Carlos Alberto Montaner*
Fidel Castro decidiu morrer como ex-presidente. Não agüenta mais. Depois de meio século gloriosamente vestido de verde oliva, disfarçado de guerrilheiro heróico, é muito difícil governar um país de moletom, sentado em uma cadeira de balanço.

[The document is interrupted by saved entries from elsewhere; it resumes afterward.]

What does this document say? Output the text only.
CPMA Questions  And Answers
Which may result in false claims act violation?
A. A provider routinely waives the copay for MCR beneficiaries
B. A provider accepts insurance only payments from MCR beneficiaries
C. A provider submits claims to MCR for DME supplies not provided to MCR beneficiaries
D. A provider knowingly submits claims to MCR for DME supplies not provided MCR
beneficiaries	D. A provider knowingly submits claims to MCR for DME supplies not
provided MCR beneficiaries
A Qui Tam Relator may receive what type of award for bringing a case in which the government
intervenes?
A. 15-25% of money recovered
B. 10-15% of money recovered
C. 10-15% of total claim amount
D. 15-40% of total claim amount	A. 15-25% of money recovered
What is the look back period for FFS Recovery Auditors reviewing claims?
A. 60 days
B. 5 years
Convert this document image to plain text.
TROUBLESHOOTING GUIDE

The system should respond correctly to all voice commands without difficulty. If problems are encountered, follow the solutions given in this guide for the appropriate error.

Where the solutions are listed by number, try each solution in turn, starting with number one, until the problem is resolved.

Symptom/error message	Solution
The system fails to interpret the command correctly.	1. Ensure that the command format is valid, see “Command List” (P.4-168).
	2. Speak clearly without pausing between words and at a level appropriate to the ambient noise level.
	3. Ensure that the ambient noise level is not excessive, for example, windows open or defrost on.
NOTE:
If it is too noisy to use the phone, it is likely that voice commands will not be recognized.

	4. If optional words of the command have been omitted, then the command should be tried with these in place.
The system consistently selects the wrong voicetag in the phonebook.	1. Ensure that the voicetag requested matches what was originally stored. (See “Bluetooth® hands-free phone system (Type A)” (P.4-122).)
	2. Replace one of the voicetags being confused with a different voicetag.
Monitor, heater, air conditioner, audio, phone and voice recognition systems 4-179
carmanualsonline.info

O saldo destes cinqüenta anos é pavoroso. Não há como a História absolvê-lo. Isso é impedido pelos dois milhões de exilados, milhares de presos políticos, fuzilamentos, a ausência absoluta de liberdades em Cuba, as famílias destroçadas, e o maior fracasso material da história das ditaduras latino-americanas. Quase todos os regimes tirânicos, do paraguaio Alfredo Stroessner ao nicaragüense Somoza, foram corruptos e injustos do ponto de vista social, mas deixaram seus países mais ricos. Em Cuba foi diferente. Como conseqüência do torpe governo de Fidel Castro e do sistema comunista imposto ao país (responsável pela improdutividade quase assombrosa da ilha), os cinco itens que medem a qualidade de vida da população pioraram: alimentação, habitação, vestuário, transporte e comunicações. Hoje, além da ideologia, a vida em Cuba é um pesadelo insuportável.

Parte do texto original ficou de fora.